Commodities such as corn are directly affected by a vast range of supply and demand factors in a way that, say, Tesco shares are not. Many are difficult to predict and price in. For example, there's the weather a sudden flood or drought can cause short-term chaos. Then there's politics decisions about corn-based ethanol quotas taken in Washington affect the global market.

And while Tesco shares do not perish, corn does. So the location and security of large corn supplies is another key factor, as is the availability of substitutes. Then there's the harvesting issue. Most US corn is planted in April and May and then harvested in October and November. That means prices tend to most volatile in the intervening months. Again, not something a share investor would usually lose much sleep over.

So, while most investors would reckon at first glance that they understand the underlying product how complicated can corn and wheat be? judging where the price is headed is a whole different problem. In short, you need to do your homework to get good in this market. That's why many commodities investors are trend-followers they look for a rising, or falling, trend, and follow it. That way you don't have to be a corn expert, but you do need to be able to read price charts.

Contracts can be complex

Getting bet sizes right in the commodities market requires care. It's sometimes not as simple as betting on, say, the direction of the FTSE 100, where it's obvious how much you'll win or lose if the market rises or falls by a certain amount. So before placing a commodities bet make sure you understand how profits and losses are calculated. For example, corn is traded by the bushel, oil by the barrel, gold by the ounce and so on.

Also bear in mind that standard contracts may not expire at the end of the standard quarterly months of March, June, September and December. And because traders want to get out of having to make or take delivery of a commodity when a contract expires, the last trading date for a spread better may come sooner than you think. For example, a spread bet on July Robusta coffee would close at the end of June while a bet on December wheat closes mid-November. If this sounds fiddly that's because it is!

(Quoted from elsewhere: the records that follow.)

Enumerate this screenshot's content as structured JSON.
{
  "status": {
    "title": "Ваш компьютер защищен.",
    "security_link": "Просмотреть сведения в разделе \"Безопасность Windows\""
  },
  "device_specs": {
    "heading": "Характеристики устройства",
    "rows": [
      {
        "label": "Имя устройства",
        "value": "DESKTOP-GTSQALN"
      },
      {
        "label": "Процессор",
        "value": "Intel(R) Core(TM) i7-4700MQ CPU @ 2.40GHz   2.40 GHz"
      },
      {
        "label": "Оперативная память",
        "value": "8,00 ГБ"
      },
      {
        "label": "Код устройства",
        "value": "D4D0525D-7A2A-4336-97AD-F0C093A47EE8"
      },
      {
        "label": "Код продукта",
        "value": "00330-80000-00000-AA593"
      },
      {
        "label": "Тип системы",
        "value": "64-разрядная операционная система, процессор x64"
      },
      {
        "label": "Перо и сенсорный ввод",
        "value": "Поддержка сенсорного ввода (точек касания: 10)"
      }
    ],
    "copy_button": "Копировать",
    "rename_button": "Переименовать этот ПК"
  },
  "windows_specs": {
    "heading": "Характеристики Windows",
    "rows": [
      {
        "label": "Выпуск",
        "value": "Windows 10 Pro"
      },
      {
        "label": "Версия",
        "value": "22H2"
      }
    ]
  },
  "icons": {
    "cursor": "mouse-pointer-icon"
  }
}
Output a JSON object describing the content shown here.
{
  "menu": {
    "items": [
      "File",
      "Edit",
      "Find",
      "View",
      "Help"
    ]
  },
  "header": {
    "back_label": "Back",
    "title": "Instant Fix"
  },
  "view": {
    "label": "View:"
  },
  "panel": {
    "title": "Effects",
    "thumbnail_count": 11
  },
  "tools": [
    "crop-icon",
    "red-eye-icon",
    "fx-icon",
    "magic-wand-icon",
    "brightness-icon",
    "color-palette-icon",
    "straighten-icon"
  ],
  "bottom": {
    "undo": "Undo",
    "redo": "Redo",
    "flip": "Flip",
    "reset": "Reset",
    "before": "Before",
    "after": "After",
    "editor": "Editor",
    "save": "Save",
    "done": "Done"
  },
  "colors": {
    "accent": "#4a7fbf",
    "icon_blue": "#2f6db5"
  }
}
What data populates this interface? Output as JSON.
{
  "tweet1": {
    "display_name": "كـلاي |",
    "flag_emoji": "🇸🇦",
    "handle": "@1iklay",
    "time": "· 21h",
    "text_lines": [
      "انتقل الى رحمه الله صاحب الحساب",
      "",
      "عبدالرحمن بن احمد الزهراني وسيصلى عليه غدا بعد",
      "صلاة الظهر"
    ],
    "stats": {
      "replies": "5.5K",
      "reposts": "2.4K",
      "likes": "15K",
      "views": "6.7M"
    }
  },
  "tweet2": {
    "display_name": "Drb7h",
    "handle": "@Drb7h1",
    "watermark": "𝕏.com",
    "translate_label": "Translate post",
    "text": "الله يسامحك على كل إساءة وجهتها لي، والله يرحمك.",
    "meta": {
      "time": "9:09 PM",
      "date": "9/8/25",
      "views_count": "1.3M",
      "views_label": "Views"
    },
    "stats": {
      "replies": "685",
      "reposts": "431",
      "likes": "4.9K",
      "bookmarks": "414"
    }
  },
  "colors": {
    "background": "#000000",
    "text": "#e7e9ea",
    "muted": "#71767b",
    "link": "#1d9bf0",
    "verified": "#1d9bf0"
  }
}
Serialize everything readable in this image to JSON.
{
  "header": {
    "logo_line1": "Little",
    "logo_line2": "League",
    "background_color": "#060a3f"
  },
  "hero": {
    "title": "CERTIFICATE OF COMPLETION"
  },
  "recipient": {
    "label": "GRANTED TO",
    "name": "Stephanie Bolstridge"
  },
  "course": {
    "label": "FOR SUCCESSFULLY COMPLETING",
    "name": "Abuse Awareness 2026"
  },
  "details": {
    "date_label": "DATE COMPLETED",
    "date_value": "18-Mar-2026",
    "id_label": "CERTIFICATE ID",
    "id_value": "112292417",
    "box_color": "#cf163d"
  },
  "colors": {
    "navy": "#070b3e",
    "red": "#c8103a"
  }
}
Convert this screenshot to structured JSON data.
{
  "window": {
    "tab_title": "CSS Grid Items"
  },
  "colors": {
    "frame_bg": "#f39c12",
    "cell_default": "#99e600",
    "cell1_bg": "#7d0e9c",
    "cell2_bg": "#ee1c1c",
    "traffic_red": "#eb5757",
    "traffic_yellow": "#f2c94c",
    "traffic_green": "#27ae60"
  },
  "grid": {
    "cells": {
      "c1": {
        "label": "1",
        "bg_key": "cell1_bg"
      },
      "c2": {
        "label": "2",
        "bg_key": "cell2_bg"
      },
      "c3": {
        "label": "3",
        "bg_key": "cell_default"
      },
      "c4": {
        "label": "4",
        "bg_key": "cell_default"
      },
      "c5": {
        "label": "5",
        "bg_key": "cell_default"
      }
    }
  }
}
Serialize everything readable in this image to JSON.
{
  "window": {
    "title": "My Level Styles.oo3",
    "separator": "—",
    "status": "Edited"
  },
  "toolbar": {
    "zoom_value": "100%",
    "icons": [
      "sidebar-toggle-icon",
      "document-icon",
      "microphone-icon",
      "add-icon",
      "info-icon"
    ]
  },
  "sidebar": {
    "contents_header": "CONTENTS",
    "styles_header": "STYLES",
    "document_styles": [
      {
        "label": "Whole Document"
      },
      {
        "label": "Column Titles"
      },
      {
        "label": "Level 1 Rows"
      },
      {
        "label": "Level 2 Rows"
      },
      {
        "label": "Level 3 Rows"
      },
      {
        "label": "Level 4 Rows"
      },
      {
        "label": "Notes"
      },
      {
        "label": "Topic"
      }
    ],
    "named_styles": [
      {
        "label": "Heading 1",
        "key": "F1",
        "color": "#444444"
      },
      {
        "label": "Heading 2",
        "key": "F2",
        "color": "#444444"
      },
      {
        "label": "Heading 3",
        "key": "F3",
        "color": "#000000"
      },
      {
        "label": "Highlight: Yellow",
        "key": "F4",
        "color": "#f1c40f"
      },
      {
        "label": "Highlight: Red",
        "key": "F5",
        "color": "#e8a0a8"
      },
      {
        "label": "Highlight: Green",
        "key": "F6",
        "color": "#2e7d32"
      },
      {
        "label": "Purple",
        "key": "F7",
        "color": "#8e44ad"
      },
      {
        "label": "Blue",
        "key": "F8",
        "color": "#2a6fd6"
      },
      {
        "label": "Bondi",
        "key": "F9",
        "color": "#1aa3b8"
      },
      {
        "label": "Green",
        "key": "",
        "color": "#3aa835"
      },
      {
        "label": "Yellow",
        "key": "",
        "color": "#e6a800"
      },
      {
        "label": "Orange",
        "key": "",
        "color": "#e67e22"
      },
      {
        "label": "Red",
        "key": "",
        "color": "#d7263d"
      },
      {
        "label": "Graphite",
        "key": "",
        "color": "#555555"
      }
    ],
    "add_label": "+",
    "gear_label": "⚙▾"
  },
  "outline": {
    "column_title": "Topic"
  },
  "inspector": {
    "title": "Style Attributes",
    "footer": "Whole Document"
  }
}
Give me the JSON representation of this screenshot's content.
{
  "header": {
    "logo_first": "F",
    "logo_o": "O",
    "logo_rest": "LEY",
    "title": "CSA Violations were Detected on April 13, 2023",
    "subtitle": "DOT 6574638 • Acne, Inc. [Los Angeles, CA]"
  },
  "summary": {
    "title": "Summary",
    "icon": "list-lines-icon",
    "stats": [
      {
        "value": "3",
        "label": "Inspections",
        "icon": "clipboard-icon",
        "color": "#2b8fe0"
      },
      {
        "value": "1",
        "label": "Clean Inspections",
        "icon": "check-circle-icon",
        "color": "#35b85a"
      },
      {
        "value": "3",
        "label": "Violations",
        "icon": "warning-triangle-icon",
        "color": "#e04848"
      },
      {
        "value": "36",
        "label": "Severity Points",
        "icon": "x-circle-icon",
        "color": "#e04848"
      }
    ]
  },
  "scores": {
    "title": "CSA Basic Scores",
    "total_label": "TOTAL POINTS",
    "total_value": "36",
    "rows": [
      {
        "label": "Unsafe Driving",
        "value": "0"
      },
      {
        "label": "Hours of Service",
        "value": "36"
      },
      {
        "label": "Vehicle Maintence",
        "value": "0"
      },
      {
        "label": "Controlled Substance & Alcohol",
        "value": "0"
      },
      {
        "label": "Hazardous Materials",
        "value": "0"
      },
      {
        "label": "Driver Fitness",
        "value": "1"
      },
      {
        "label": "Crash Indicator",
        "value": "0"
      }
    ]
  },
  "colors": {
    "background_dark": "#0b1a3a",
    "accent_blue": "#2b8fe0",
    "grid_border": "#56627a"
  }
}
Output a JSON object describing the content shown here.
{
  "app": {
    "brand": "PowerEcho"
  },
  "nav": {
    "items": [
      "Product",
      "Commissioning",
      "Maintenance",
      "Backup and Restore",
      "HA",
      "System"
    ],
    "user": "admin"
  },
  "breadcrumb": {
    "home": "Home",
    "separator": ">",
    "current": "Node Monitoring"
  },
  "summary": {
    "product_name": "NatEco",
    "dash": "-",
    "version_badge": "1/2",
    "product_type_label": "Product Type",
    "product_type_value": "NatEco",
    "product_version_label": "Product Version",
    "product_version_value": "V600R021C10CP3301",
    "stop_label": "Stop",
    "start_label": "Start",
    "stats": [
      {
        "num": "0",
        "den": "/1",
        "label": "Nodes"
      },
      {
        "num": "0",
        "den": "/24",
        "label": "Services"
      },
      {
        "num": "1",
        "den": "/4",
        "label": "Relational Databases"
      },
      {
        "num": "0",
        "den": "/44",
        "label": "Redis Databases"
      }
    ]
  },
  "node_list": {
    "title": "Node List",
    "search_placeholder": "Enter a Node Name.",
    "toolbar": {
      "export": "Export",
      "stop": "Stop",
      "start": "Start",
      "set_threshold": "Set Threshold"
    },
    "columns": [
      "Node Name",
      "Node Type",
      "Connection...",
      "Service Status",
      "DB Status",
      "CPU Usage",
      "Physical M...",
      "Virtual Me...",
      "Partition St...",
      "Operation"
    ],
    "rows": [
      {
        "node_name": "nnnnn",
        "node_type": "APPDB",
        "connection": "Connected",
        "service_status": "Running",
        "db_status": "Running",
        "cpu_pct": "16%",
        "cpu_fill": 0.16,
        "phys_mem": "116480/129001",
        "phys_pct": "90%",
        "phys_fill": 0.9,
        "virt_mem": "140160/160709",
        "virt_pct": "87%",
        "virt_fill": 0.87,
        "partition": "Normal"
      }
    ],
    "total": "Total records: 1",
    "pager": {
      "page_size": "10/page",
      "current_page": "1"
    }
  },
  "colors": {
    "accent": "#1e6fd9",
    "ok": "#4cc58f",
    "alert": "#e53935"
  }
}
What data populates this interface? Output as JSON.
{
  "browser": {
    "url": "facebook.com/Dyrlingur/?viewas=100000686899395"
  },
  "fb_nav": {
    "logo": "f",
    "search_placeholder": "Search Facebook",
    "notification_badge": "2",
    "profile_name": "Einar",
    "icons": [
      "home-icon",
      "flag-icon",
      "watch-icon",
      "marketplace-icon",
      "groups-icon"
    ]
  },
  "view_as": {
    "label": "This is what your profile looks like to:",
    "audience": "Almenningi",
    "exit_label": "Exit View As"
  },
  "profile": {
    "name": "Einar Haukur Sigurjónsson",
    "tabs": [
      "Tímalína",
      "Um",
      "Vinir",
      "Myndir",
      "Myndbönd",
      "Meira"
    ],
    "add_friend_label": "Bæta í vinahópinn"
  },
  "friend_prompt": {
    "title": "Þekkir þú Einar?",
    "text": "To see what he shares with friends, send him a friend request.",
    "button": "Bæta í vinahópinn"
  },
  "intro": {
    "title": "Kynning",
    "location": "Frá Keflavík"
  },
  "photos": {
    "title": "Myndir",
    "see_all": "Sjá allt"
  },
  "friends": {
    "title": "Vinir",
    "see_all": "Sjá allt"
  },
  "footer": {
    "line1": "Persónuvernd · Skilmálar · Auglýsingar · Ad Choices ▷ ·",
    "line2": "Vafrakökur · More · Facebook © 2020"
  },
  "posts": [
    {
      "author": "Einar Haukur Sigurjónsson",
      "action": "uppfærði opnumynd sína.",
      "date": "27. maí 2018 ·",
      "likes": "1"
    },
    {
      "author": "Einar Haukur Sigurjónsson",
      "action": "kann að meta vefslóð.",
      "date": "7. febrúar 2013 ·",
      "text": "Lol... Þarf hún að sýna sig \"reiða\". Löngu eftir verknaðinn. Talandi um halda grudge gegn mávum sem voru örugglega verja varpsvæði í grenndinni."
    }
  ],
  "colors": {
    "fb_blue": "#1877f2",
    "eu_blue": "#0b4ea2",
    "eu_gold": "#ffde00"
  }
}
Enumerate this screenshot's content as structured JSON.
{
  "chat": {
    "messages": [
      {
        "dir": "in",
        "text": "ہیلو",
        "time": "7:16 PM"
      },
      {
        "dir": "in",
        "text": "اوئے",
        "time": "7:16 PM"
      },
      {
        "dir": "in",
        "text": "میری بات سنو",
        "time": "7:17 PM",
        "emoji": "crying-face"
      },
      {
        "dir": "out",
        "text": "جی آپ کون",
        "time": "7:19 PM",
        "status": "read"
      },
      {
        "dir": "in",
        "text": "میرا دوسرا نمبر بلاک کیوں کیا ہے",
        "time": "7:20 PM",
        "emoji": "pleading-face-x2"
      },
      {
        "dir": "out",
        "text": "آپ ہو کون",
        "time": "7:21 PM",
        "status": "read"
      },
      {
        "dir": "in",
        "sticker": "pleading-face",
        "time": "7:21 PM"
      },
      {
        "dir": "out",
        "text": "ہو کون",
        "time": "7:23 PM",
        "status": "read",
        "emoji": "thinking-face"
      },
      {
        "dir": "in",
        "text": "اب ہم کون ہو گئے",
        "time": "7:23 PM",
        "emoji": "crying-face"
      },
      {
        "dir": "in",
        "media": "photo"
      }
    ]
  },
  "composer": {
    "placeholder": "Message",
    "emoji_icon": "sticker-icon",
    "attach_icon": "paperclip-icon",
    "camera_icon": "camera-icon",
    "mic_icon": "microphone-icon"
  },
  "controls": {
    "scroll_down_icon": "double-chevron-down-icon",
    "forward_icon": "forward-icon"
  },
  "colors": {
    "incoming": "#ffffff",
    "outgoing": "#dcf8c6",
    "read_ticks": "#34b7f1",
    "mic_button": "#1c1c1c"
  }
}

There may be more than one option

Oil is a good example. If you phone your broker and say you want to go 'long oil', you will be asked which type. For example, do you mean Brent Crude or West Texan Intermediate? They are different. And indeed the prices for the two have been so different recently that some traders place bets on the gap between the two either closing ('narrowing') or widening further. This is known as a 'spread' or 'pairs' trade.

None of this should put you off commodities as a spread better, but do make sure you understand the pitfalls before jumping in. At MoneyWeek we are fans of both gold and silver in particular. Both can be played through most major brokers.